I am unfamiliar with Java, Python or R. At this (st)age I am not sure, I can learn these programming languages. I understand that Hadoop consists of several technologies. Of course, I can consider Hadoop Architectural career path.
What I would like to know now is, is there any specific component in the Hortonworks' Hadoop ecosystem that can complement to my traditional DW/BI skills? I would like to concentrate on those now.
If you have any questions, please let me know.
Thank you.
Regards,
Manoj.
Created 06-29-2017 05:22 PM
Hi @Manoj Dixit
The natural progression with your background would be to look at technologies such as HDFS and Hive, and the associated governance and security tools like Atlas and Ranger. From there, you can branch out to NoSQL solutions such as HBase and then look at streaming technologies like Hortonworks Data Flow (Apache NiFi).

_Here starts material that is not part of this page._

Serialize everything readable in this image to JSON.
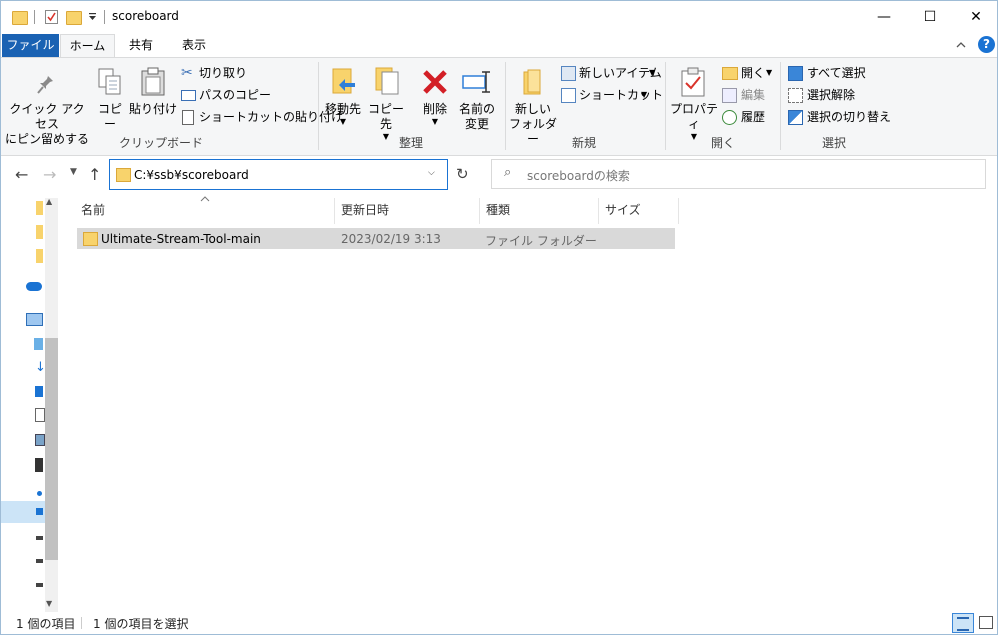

Created 06-29-2017 05:22 PM
Hi @Manoj Dixit
The natural progression with your background would be to look at technologies such as HDFS and Hive, and the associated governance and security tools like Atlas and Ranger. From there, you can branch out to NoSQL solutions such as HBase and then look at streaming technologies like Hortonworks Data Flow (Apache NiFi).
Created 06-29-2017 05:33 PM
Adding to Sonu's response:
Moving to Hadoop from BI/EDW background is certainly a very common path. Those coming from that background usually find themselves more comfortable with Hive as an entry point. Hive provides an abstraction layer on top of MapReduce/Tez, and is based on SQL-like syntax that is ANSI compliant. It also has the advantage of providing a JDBC/ODBC connector, so most of the industry BI tools such as Tableau, Qlik, Microstrategy, etc.. can integrate and interact with Hive. This means that business analysts may continue to use the tools they are already familiar with while leveraging the power of Hadoop in the background
I would recommend you start by looking at Hive. Once comfortable with it, you can start to explore Hive data modelling and optimization, and then branch out to the other areas that Sonu recommended. I've also seen people in the field focus their entire career/job around just Hive.
Take a look at the link below for an introduction to Hive. There's plenty of internet resources and books that you can leverage to advance your knowledge. Hortonworks also provides Developer Training that covers an introduction to Hive as well as other engines/tools.
https://hortonworks.com/tutorial/how-to-process-data-with-apache-hive/
Created 06-29-2017 10:39 PM
Thank you very much @Sonu Sahi and @Eyad Garelnabi. I shall follow the views expressed above.
Regards,
Manoj.